27. Dezember 2020: Gertrud Vogel erhält als erste Kölnerin eine Coronaimpfung.

21. Januar 2021: Wegen Engpässen bei Hersteller Biontech/Pfizer verfügt das Land einen vorübergehenden Impfstopp in Senioren- und Pflegeheimen verfügt

8. Februar 2021: Das Impfzentrum in der Messe öffnet.

April 2021: Auch Niedergelassene Ärzte dürfen nun impfen.

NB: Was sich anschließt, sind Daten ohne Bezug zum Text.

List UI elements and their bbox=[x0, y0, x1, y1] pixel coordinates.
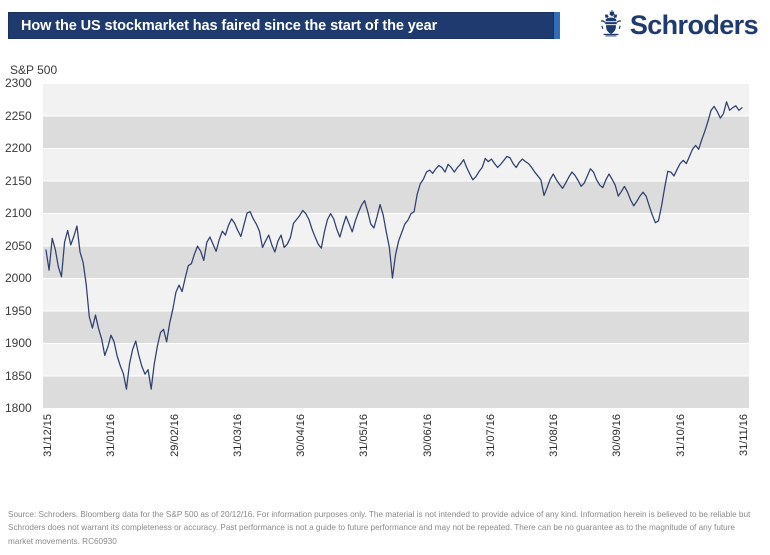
y-tick-label: 1950 bbox=[5, 304, 41, 318]
x-tick-label: 31/01/16 bbox=[105, 414, 117, 457]
x-tick-label: 31/08/16 bbox=[548, 414, 560, 457]
x-tick-label: 31/03/16 bbox=[232, 414, 244, 457]
title-accent-strip bbox=[554, 12, 560, 39]
y-tick-label: 2250 bbox=[5, 109, 41, 123]
x-tick-label: 31/10/16 bbox=[675, 414, 687, 457]
schroders-crest-icon bbox=[598, 9, 624, 42]
y-tick-label: 2300 bbox=[5, 76, 41, 90]
x-tick-label: 29/02/16 bbox=[169, 414, 181, 457]
x-tick-label: 30/04/16 bbox=[295, 414, 307, 457]
page-title: How the US stockmarket has faired since … bbox=[21, 13, 437, 40]
y-axis-tick-labels: 2300225022002150210020502000195019001850… bbox=[0, 83, 41, 408]
source-disclaimer: Source: Schroders. Bloomberg data for th… bbox=[8, 508, 762, 548]
brand-name: Schroders bbox=[630, 12, 758, 39]
y-tick-label: 2000 bbox=[5, 271, 41, 285]
grid-band bbox=[43, 376, 749, 409]
x-tick-label: 31/11/16 bbox=[738, 414, 750, 456]
x-axis-tick-labels: 31/12/1531/01/1629/02/1631/03/1630/04/16… bbox=[43, 410, 749, 495]
brand-logo: Schroders bbox=[598, 9, 758, 42]
grid-band bbox=[43, 311, 749, 344]
grid-band bbox=[43, 116, 749, 149]
y-tick-label: 2100 bbox=[5, 206, 41, 220]
title-bar: How the US stockmarket has faired since … bbox=[8, 12, 554, 39]
y-tick-label: 2150 bbox=[5, 174, 41, 188]
x-tick-label: 30/06/16 bbox=[422, 414, 434, 457]
y-tick-label: 1850 bbox=[5, 369, 41, 383]
x-tick-label: 31/12/15 bbox=[42, 414, 54, 457]
plot-area bbox=[43, 83, 749, 408]
chart: S&P 500 23002250220021502100205020001950… bbox=[0, 48, 770, 503]
page-header: How the US stockmarket has faired since … bbox=[0, 0, 770, 48]
x-tick-label: 31/05/16 bbox=[358, 414, 370, 457]
y-tick-label: 1800 bbox=[5, 401, 41, 415]
y-tick-label: 1900 bbox=[5, 336, 41, 350]
y-tick-label: 2200 bbox=[5, 141, 41, 155]
y-axis-title: S&P 500 bbox=[10, 63, 57, 77]
line-chart-svg bbox=[43, 83, 749, 408]
grid-band bbox=[43, 181, 749, 214]
y-tick-label: 2050 bbox=[5, 239, 41, 253]
x-tick-label: 30/09/16 bbox=[611, 414, 623, 457]
x-tick-label: 31/07/16 bbox=[485, 414, 497, 457]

3. Mai 2021: Die Stadtverwaltung schickt das erste mobile Impfteam in einen Stadtteil, nach Chorweiler. Es ist die erste Aktion diese Art in der Bundesrepublik.

9. Mai 2021: Bei einer Aktion in der Zentralmoschee in Ehrenfeld lassen sich an zwei Tagen 3180 Menschen impfen.

Frühjahr/Sommer 2021: Die Impfstoffknappheit lässt nach, die Impfbereitschaft allerdings auch.

August: Im Impfzentrum müssen rund 20.000 vom Verfall bedrohte Impfdosen verworfen werden.

28. September: Nach einer Verfügung des Landes schließt das Impfzentrums in der Messe.

23. November: Das Impfzentrum in der Lanxess-Arena öffnet.

9. Dezember: Erster Fall der Virusvariante Omikron in Köln.

13. Dezember: Die Impfung von Fünf- bis Elfjährigen beginnt.